Onto one of South Africa's most distinguished public high schools in South Africa. I was waiting my time to speak, when a young man with one hand in his pocket strolled over to me completely unconscious - unlike most teenagers - of his peer group watching.

"Are you Professor Jansen?" he asked with an easy confidence you will seldom find among grade 10 children even here at Westerford High School.

"Yes I am," I said chirpily, with what he must have read as a bemused smile. But the real shock came with his next expression; leaning back slightly, he takes his time to say this: "I would like to thank you for defusing that racial situation there at the University of the Free State!"

He does not grovel, and he is not intimidated. Nor does he cross the thin line between confidence and arrogance, like so many self-assured kids whose parents have too much money.

Too often the media narrows our focus on political youth, those angry, bitter and unreflective young men who dominate the public discourse in South Africa. They are a minority whose passions are fuelled by adults in major political parties; they have no ambitions for education (let alone service), but place their only hope of income in political positions and the scavenger opportunities that come with such elevation. That is why their meetings are so violent, their language so spiteful, and their contests so intense. It's not simply about positions; it's about pap.

Look beyond this motley crew.

There are millions of young people in our school systems who are decent, respectful and idealistic about their country and its future.

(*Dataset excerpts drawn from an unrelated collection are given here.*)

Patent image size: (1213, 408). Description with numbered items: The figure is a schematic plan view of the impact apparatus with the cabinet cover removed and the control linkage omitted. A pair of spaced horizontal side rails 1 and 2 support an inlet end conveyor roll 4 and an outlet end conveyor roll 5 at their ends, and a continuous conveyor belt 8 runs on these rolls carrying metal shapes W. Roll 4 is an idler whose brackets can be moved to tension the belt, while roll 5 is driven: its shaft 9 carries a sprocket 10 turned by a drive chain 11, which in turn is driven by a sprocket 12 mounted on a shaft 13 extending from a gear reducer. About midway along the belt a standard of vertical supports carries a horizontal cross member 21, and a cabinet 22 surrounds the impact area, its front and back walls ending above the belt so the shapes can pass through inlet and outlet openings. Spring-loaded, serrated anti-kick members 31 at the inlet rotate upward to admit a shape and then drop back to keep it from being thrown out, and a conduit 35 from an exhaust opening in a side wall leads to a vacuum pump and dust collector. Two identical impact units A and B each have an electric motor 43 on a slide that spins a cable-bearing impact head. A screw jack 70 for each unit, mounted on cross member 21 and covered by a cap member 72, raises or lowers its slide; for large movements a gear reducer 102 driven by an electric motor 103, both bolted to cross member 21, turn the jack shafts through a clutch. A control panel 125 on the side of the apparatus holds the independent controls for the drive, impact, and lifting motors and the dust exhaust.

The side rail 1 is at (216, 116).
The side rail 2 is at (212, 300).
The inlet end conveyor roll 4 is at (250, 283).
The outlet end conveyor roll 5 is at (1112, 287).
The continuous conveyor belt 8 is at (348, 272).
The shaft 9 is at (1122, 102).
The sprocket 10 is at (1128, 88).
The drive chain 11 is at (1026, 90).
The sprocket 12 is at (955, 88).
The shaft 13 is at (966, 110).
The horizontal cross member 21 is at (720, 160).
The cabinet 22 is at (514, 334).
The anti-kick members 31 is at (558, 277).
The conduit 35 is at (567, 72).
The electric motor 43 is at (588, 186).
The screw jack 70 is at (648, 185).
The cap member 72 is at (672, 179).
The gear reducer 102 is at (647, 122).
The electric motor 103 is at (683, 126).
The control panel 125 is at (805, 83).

They behave like the teenagers described in the stories above. They want something to look forward to, but more importantly, they want to be the difference that they seek in their land.

The last word goes to Zama, a beautiful and composed young woman who was adopted into a large and loving family.

I saw her years ago, at the end of a long nightmare of neglect and abuse. But she worked her way through school into the university studies in the biological sciences.

Tears streamed down her face as she heard that she would now be able to study medicine at a leading university in the middle of the country.